The poor quality of medical care for incarcerated people at the local jail remains an ongoing concern. Sin Barras believes that the County Health Services Agency should resume responsibility for jail medical care; outsourcing this essential service in 2012 has cut costs but hurt these people. Short of that, the 2016 renewal of the contract with the for­ profit medical provider CFMG (California Forensic Medical Group) is an opportunity to achieve better medical outcomes for these individuals. It is imperative not to miss this opportunity. The Civil Grand Jury issued three special reports since CFMG’s takeover of jail medical care recommending changes to the jail’s medical procedures that would save lives, but most of these changes continue to be rejected by the Sheriff’s Department. The Sheriff’s Department states that the safety of those in the jail is their highest priority, but in the past four years, while under contract with CFMG, multiple preventable deaths have occurred in the jail that can be described as “murders by negligence.” Last year, 23­year­old Krista DeLuca died in the county’s care from dehydration, electrolyte imbalance, and pneumonia as she was detoxing from opiates. These withdrawal symptoms are not fatal in circumstances where patients receive proper medical attention. It was inadequate care that killed Krista DeLuca, not her opiate addiction. From the Grand Jury Report of June 8th, 2016: “The Grand Jury strenuously reasserts that significant revisions must be made to existing jail policies and procedures and to the contract with the medical services provider to prevent future deaths.” We ask that the Board of Supervisors and the Sheriff’s Department take action to implement the Grand Jury’s Recommendations listed below:
  • Review the existing contract and evaluate the performance of CFMG from 2012­2016 with the assistance of qualified medical personnel (Recommendation 3)
  • In the new contract:
    • Provide independent oversight of CFMG and their contract by medically qualified professionals (Recommendation 2)

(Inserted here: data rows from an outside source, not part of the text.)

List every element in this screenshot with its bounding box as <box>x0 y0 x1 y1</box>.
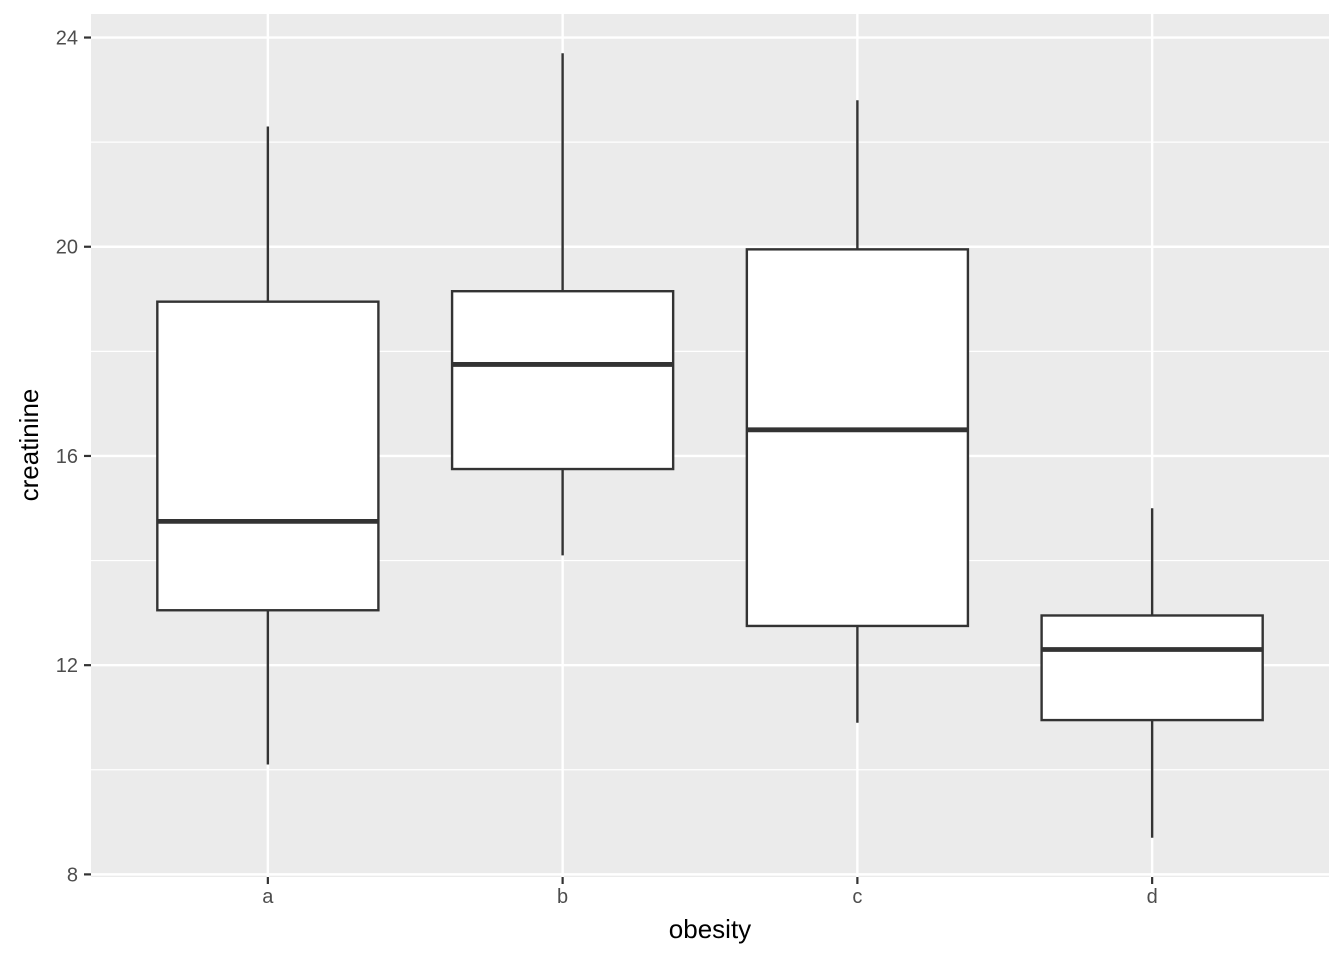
y-tick-label: 24 <box>56 28 78 50</box>
iqr-box <box>156 300 380 612</box>
x-axis-title: obesity <box>669 914 751 944</box>
box-d <box>1040 508 1264 838</box>
iqr-box <box>450 290 675 471</box>
y-tick-label: 20 <box>56 237 78 259</box>
y-tick-label: 12 <box>56 655 78 677</box>
x-tick-label: a <box>262 886 274 908</box>
y-tick-label: 16 <box>56 446 78 468</box>
box-c <box>745 100 970 723</box>
y-tick-label: 8 <box>67 864 78 886</box>
x-tick-label: b <box>557 886 568 908</box>
boxes <box>156 53 1264 838</box>
iqr-box <box>1040 614 1264 722</box>
box-a <box>156 126 380 765</box>
x-tick-label: d <box>1147 886 1158 908</box>
x-tick-label: c <box>852 886 862 908</box>
y-axis-title: creatinine <box>14 389 44 502</box>
axes: 8 12 16 20 24 a b c d <box>56 28 1158 908</box>
box-b <box>450 53 675 556</box>
iqr-box <box>745 248 970 628</box>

    • Allow an independently retained medical provider to escalate medical care under life ­threatening emergency circumstances (Recommendation 4)
    • Delete the requirement that CFMG pay up to $15,000 per imprisoned person for transfer to hospital care from the contract (Recommendation 5)
    • Require that CFGM obtain and maintain accreditation from the California Medical Association­ Institute for Medical Quality for adult detention facilities (Recommendation 7)
  • Require the Sheriff­- Coroner to make a comprehensive report of every jail death available to the public (Recommendation 1)
  • Implement recommendations to ensure that those who are incarcerated and detoxing from opiates are provided proper medical care, including:
    • Having the Health Services Agency determine compliance with the Detoxification Treatment requirements of Title 15, Section 1213 (Recommendation 6)
    • Use an objective measurement of opiate detoxification stages (Recommendation 8)
    • Revise policies for procedures and symptoms necessitating immediate transfer to a hospital or other medical facility (Recommendation 9)
    • Establish clear guidelines for when those incarcerated should be given a higher level of care (Recommendation 10)
    • Revise the policies and procedures for Detoxification of Chemically Dependent incarcerated individuals to meet or exceed federal guidelines (Recommendation 11)
We have the power to stop preventable deaths from happening by working together to enact the changes recommended by the Grand Jury and by ensuring that the new standards are followed, subject to community oversight. It is our collective responsibility to ensure the safety of incarcerated people, and we have not yet done so. In addition, Sin Barras is aware that there are many issues with imprisoned people having access to proper care, such as being provided timely access to physicians or medication they need. Withholding adequate medical care should not be part of the punishment of being incarcerated. We urge the Board and the Sheriff’s Department to ensure access to adequate and timely medical care. We request that the approval of the new contract be part of the regular agenda and open for public comment during the Sept 13th meeting of the Board of Supervisors.